Conviction rates one of worst in Europe.
Law chiefs and politicians have repeatedly pledged initiatives to help put sex attack suspects in the dock.
But in 2008/09, of 821 rapes reported to police only 83 went to court with 25 ending in conviction.
And the previous 12 months saw just 27 convictions from 922 reported rapes.
Campaigners have warned that the 2010 Cadder Ruling, which gave suspects immediate rights to a lawyer, have made prosecutions even harder. Justice Secretary Kenny MacAskill now plans to abolish need for corrobortation, provoking alarm among legal experts.
The Sunday Mail has revealed a series of scandals in the way in which rape victims have been treated.

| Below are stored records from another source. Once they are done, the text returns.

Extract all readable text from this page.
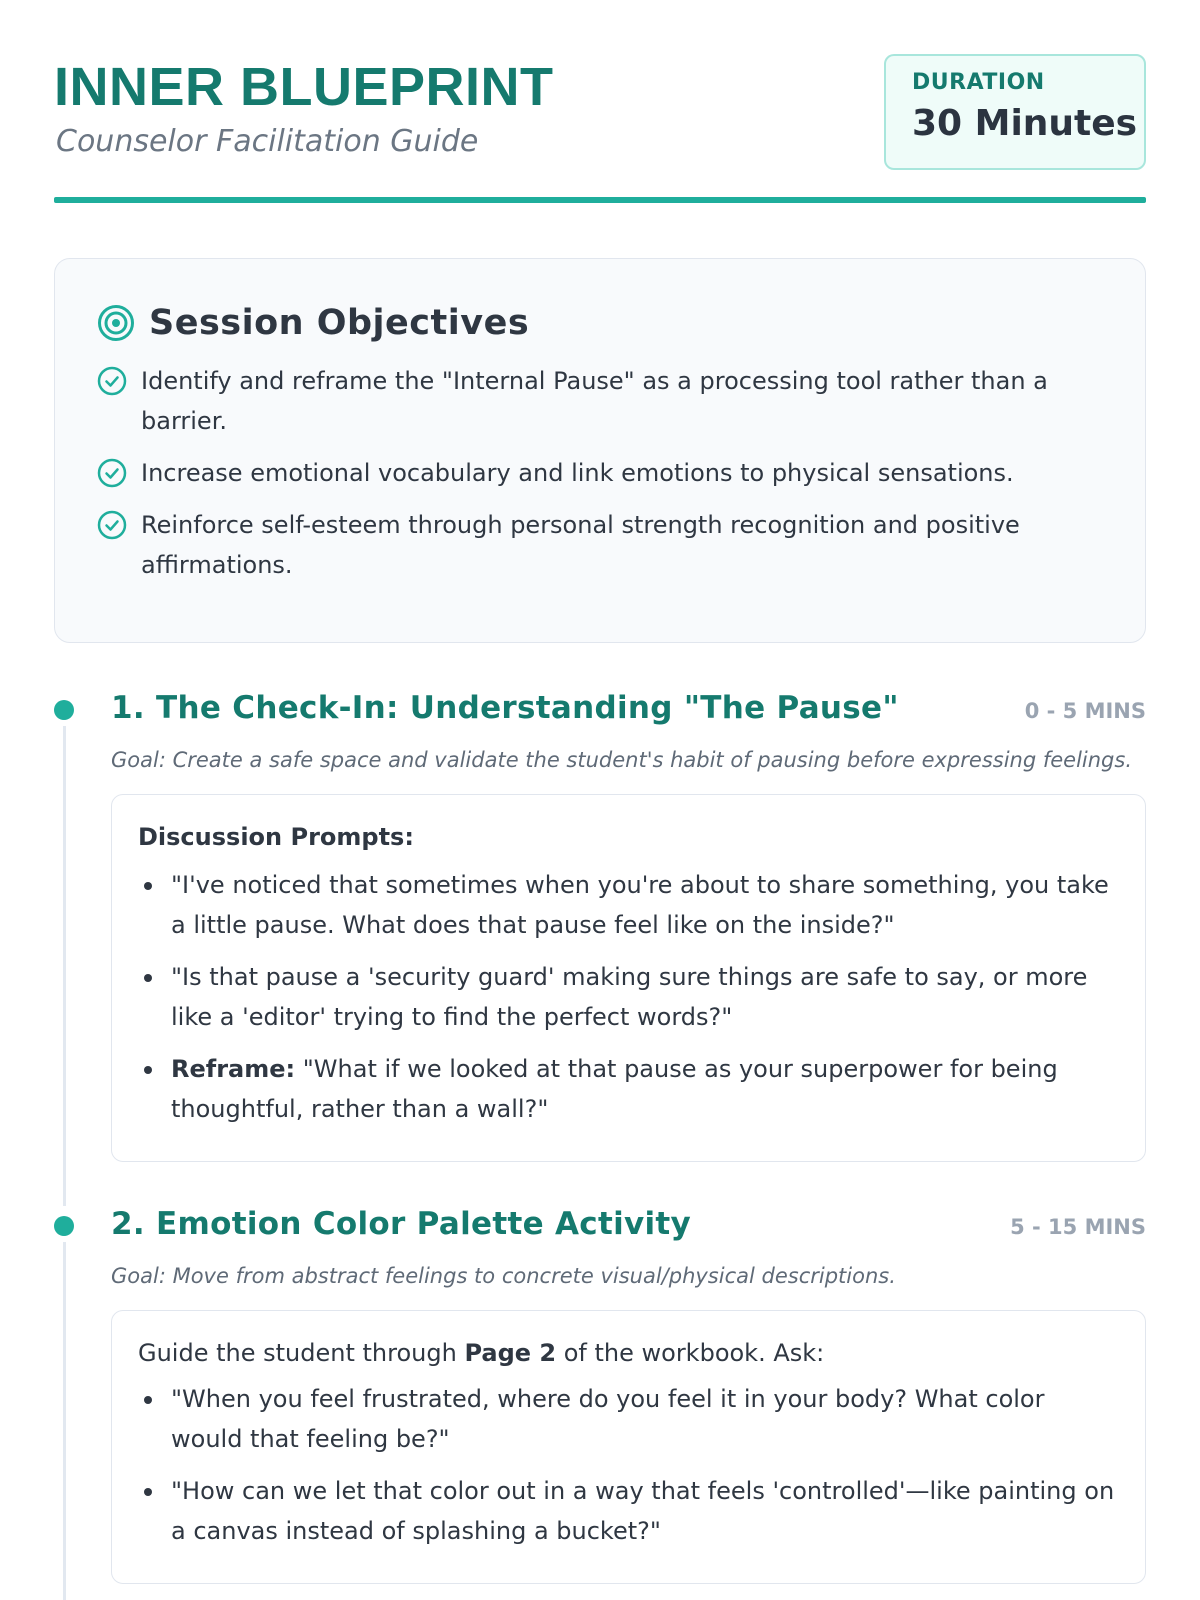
INNER BLUEPRINT
Counselor Facilitation Guide
DURATION
30 Minutes
Session Objectives
Identify and reframe the "Internal Pause" as a processing tool rather than a barrier.
Increase emotional vocabulary and link emotions to physical sensations.
Reinforce self-esteem through personal strength recognition and positive affirmations.
1. The Check-In: Understanding "The Pause"	0 - 5 MINS
Goal: Create a safe space and validate the student's habit of pausing before expressing feelings.
Discussion Prompts:
"I've noticed that sometimes when you're about to share something, you take a little pause. What does that pause feel like on the inside?"
"Is that pause a 'security guard' making sure things are safe to say, or more like a 'editor' trying to find the perfect words?"
Reframe: "What if we looked at that pause as your superpower for being thoughtful, rather than a wall?"
2. Emotion Color Palette Activity	5 - 15 MINS
Goal: Move from abstract feelings to concrete visual/physical descriptions.
Guide the student through Page 2 of the workbook. Ask:
"When you feel frustrated, where do you feel it in your body? What color would that feeling be?"
"How can we let that color out in a way that feels 'controlled'—like painting on a canvas instead of splashing a bucket?"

A police officer who claimed she was raped by her officer partner was furious the case was not brought to court.
Prosecutors cited a lack of evidence, despite video footage which the woman claims showed her being raped.
She received pounds 22,000 in criminal injuries compensation after it was accepted that she had suffered sexual abuse for over three years.
Last year, Northern Constabulary were attacked for their treatment of a 22-year-old who reported being raped by a Dutch oil worker in Lybster, Caithness.
Two officers took more than three hours to arrive, contrary to ACPOS guidelines.
The man she accused was freed in hours and then flew home.